All three approaches work because they understand who they’re speaking to and what emotional job their product does. This is brand strategy at its core.
Wearables won’t become essential without ecosystems
A wearable becomes essential when it embeds itself in your life, when your employer subsidises it, your insurer rewards you for using it or your clinician can read its signals without friction. Partnerships determine whether a wearable remains a gadget or becomes part of health infrastructure.

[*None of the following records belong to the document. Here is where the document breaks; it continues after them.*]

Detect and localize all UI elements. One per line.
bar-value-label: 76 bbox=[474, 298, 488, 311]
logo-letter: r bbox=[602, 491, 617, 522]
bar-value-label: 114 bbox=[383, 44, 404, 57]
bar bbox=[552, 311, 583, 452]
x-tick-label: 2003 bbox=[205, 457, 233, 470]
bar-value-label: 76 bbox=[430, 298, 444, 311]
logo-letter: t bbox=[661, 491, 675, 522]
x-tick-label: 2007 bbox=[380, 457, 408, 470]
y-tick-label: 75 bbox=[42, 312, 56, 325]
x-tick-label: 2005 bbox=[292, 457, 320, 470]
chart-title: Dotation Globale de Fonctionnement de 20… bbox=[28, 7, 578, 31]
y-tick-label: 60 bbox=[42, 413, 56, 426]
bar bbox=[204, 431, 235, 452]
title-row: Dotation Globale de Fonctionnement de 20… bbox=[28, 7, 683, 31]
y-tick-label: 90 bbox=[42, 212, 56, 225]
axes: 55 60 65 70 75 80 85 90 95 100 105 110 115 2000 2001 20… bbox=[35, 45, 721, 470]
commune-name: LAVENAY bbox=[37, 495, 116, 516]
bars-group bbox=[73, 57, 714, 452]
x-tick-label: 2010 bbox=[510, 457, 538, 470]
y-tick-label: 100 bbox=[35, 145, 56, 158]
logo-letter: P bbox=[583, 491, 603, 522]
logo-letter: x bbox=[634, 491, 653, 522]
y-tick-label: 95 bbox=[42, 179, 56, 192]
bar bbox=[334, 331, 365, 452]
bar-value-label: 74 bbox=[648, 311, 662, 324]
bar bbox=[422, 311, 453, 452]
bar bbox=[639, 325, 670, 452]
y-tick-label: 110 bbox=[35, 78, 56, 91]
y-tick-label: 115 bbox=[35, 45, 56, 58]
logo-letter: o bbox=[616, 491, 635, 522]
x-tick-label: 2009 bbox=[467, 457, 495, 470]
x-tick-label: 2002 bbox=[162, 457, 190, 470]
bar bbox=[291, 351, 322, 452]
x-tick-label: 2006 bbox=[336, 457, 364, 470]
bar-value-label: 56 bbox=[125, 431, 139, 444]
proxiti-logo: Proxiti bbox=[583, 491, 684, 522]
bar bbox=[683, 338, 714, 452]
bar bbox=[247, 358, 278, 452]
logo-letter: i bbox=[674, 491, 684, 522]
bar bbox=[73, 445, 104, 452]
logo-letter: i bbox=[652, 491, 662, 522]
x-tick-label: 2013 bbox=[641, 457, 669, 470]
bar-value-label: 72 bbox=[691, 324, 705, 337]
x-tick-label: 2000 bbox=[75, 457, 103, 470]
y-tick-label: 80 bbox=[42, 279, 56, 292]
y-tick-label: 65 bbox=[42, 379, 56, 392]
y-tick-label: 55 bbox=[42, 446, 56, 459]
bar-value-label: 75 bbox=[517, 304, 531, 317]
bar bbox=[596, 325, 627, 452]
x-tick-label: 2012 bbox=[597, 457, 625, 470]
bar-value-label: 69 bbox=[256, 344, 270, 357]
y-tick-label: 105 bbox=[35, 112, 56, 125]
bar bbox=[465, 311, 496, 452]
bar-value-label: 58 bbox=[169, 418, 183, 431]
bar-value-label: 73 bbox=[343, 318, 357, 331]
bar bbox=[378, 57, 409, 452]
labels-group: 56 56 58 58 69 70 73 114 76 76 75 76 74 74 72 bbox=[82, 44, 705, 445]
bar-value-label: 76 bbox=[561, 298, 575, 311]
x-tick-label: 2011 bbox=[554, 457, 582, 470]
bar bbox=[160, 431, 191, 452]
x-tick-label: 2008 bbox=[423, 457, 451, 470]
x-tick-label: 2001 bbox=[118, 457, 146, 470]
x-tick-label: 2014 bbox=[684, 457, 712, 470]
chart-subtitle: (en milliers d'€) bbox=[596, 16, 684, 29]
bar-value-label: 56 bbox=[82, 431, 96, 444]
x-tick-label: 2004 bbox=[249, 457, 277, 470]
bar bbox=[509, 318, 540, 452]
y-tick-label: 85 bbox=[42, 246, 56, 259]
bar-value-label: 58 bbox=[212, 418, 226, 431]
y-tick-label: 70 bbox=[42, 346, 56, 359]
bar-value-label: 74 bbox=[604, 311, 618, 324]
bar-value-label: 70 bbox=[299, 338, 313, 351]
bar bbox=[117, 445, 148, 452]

It’s the difference between having a product and building an ecosystem.
But ecosystems only work when the brand is strong enough to sit across health, wellness, lifestyle and culture without losing coherence. That’s why brand strategy isn’t an accessory to wearable technology, it’s the framework that makes it make sense.
The real opportunity: making health feel human
The future of wearables isn’t clinical, and it isn’t purely technical. Too often, technology fails to understand that human interest is messier than the inventor’s intention. The future belongs to brands that can turn complex signals into clarity, make AI feel empathetic, design experiences that change behaviour and earn trust through transparency, tone and consistency.
It will take effort from both sides of the chasm, with wearable brands showing up in the clinical world with intent and healthcare providers recognising that wearable data has a place in their diagnosis.
When brand, design and technology work in unison, wearables stop feeling like gadgets. They become companions that help us understand ourselves, act earlier and live better.
If you belong to a company in this space, your focus shouldn’t simply be selling hardware. It should be closing the gap between everyday life and clinical care while making preventative health feel natural. Ultimately, the goal is to redefine how we relate to our own bodies. That is the opportunity ahead, and it won’t be captured through sensors alone.